= Marie Sanderson =

Canadian climatologist (1921–2010)

Marie Elizabeth Sanderson (1921-2010; Lustig) was a Canadian geographer and climatologist.

==Early life and education==
Marie Lustig was born on 16 November 1921 in Chesley, Ontario, Canada. She was one of the earliest graduates in geography from the University of Toronto, and then gained an MA from the University of Maryland and a PhD from the University of Michigan. At Toronto she began a course in Social and Philosophical Studies but after enjoying the geography element, taught by Griffith Taylor, she enrolled for honours in geography, and was one of only three students to graduate in that subject in 1944. Taylor taught her climatology and, as a survivor of Robert Falcon Scott's 1910-1912 Terra Nova Expedition, inspired her interest in Arctic regions.

She married Robert Sanderson, described as her "childhood sweetheart", on 3 August 1946.

==Career==
Sanderson studied with C. W. Thornthwaite while studying for her master's degree, and in 1949 she set up evapotranspirometers he had designed as part of the first climate experiment in Northwest Territories, at Norman Wells.

She was appointed as an assistant professor of geography at the University of Windsor in 1965, and taught there until her retirement in 1989. She was the first female professor of geography in Canada. In 1980 she and Paul Hebert founded the Great Lakes Institute for Environmental Research (GLIER) at the university. After her retirement from Windsor she became an adjunct professor of the University of Waterloo and established the Water Network there.

She wrote biographies of her teachers Griffith Taylor and C. W. Thornthwaite, and published several books on water and climate.

==Recognition==
In 1993 Ryerson University, now Toronto Metropolitan University, awarded Sanderson a Ryerson Fellowship (an award for " individuals whose significant accomplishments exemplify the polytechnic ideal") for "Expanding the Role of Women in Geographic Research and Education".

She was awarded honorary degrees by the universities of Lethbridge, Toronto, Waterloo, and Windsor. That from Toronto, a Doctorate of Laws in the category "Scholarship - Geography", was given in 2010 when she was too ill with breast cancer to attend a ceremony, but the university chancellor and president and the chair of the geography department visited her at her home in their full academic robes to confer the degree.

She was president of the Canadian Association of Geographers, the first woman to hold that post.

==Personal life==
In 2009 Sanderson self-published an autobiography: High heels in the tundra : my life as a geographer and climatologist.

Although she had travelled widely, Sanderson declared her "favourite place in the world" was Inverhuron on Lake Huron where she had a cottage.

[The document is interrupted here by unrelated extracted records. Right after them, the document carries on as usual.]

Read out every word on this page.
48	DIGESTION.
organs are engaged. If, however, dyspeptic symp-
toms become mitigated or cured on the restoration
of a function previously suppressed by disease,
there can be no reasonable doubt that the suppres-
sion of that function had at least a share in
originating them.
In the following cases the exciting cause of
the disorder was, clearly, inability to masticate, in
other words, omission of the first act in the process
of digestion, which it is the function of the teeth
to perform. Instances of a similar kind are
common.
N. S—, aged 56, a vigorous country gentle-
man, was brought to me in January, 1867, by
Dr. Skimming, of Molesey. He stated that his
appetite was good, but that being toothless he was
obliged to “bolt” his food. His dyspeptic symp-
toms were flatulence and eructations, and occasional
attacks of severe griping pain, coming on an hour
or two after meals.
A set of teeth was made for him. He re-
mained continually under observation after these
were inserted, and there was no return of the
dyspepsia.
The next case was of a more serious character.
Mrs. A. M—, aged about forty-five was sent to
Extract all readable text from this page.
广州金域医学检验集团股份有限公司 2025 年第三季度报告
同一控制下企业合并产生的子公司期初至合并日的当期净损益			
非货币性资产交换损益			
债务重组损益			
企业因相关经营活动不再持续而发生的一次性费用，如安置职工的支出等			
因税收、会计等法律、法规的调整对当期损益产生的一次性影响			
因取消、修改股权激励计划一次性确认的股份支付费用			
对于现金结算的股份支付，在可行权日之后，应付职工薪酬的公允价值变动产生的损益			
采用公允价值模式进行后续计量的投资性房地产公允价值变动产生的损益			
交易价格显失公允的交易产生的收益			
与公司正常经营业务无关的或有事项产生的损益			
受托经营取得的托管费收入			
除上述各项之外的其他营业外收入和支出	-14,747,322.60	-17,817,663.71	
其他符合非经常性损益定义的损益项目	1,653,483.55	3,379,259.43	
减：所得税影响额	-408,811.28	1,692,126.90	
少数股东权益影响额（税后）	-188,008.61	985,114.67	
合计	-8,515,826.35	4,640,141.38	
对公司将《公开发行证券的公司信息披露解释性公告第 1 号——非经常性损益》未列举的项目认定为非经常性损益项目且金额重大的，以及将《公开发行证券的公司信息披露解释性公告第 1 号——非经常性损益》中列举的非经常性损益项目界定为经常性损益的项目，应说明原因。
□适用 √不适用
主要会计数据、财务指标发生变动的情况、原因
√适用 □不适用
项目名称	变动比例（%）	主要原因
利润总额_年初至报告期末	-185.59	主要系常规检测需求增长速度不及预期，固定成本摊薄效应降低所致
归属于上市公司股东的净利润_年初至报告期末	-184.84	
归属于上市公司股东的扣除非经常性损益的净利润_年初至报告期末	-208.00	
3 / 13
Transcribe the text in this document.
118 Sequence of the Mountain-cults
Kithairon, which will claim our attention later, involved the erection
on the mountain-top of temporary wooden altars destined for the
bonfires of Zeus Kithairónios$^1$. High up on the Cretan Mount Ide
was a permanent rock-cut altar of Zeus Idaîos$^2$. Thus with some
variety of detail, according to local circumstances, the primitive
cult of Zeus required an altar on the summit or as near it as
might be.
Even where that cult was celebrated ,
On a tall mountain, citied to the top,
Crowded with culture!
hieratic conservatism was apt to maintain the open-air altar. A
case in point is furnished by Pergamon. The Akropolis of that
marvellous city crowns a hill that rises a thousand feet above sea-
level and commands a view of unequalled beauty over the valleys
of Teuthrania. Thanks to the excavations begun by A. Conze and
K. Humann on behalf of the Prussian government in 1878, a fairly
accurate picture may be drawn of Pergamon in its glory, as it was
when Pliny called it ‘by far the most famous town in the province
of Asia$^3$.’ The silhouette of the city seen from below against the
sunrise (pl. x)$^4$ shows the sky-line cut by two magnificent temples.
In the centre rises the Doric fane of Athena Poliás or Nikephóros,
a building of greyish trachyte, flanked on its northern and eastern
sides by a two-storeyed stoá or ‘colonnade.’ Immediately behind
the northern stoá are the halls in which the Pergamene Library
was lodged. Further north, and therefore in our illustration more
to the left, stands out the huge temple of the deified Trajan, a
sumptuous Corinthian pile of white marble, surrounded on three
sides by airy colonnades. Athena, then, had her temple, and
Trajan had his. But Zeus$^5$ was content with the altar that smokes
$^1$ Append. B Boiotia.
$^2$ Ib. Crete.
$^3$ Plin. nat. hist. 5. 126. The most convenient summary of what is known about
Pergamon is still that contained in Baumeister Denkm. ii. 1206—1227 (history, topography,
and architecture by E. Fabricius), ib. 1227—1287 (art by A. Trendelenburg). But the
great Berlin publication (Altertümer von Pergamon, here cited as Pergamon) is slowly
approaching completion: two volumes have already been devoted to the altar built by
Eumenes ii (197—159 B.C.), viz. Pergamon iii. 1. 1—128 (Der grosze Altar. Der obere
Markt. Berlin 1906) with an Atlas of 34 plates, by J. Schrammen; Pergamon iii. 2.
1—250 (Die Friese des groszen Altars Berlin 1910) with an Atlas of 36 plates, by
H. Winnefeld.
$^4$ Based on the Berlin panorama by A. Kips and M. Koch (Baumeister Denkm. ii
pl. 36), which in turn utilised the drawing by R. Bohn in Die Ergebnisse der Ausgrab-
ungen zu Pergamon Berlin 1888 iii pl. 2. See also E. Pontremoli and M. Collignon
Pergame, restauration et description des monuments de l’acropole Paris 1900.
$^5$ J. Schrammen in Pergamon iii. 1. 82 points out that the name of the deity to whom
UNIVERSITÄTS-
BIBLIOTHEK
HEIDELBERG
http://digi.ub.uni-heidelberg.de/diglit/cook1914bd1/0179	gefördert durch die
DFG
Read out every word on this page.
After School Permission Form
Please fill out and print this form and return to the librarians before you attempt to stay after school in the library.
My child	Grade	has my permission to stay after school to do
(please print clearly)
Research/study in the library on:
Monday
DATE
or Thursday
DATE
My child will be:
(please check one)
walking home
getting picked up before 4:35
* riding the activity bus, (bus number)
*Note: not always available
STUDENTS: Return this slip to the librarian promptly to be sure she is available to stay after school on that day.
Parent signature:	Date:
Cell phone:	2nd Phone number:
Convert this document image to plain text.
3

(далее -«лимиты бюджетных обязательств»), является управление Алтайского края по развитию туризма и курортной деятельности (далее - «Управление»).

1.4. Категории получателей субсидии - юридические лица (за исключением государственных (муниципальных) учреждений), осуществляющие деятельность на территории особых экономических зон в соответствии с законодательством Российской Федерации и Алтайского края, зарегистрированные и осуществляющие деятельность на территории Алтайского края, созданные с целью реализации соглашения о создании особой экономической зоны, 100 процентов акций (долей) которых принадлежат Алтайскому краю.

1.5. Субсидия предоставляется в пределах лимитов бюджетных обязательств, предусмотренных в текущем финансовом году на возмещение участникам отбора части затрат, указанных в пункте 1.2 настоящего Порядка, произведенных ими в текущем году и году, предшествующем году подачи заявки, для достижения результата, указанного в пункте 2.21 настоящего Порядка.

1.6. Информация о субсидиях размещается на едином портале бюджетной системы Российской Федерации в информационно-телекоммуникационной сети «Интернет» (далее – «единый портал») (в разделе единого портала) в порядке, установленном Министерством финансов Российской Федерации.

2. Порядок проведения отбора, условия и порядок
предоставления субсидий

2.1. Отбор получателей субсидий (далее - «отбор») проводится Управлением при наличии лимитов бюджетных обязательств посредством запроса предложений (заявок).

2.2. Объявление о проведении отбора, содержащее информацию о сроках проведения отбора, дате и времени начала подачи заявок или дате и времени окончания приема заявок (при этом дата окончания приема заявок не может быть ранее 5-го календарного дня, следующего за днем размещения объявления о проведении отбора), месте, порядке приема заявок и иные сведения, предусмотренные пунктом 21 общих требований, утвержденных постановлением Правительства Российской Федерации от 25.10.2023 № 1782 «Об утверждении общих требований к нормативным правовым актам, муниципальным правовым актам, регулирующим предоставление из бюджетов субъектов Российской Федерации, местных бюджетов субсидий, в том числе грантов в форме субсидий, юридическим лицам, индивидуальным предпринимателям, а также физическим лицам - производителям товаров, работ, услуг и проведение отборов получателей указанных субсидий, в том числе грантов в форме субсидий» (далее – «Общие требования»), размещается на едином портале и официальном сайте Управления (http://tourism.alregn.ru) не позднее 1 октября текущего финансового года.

Sanderson died from breast cancer on 12 July 2010, survived by two daughters, a son, two step-daughters, and ten grandchildren.

==Legacy==

An archive of Sanderson's papers is held at Wilfrid Laurier University.

==Selected publications==
- Sanderson, Marie (1987). "Implications of climatic change for navigation and power generation in the Great Lakes : summary of Great Lakes Institute reports"
- Sanderson, Marie (1988). "Griffith Taylor : Antarctic scientist and pioneer geographer"
- Sanderson, Marie (1990). "Unesco sourcebook in climatology for hydrologists and water resource engineers"
- Sanderson, Marie (1993). "The Impact of climate change on water in the Grand River basin, Ontario"
- Mather, John R. (1996). "The genius of C. Warren Thornthwaite, climatologist-geographer"
- Sanderson, Marie (1993). "Prevailing trade winds : climate and weather in Hawaii"
- Putnam, Robert G. (2000). "Down to earth : a biography of geographer Donald Fulton Putnam"
- Sanderson, Marie (2009). "High heels in the tundra : my life as a geographer and climatologist."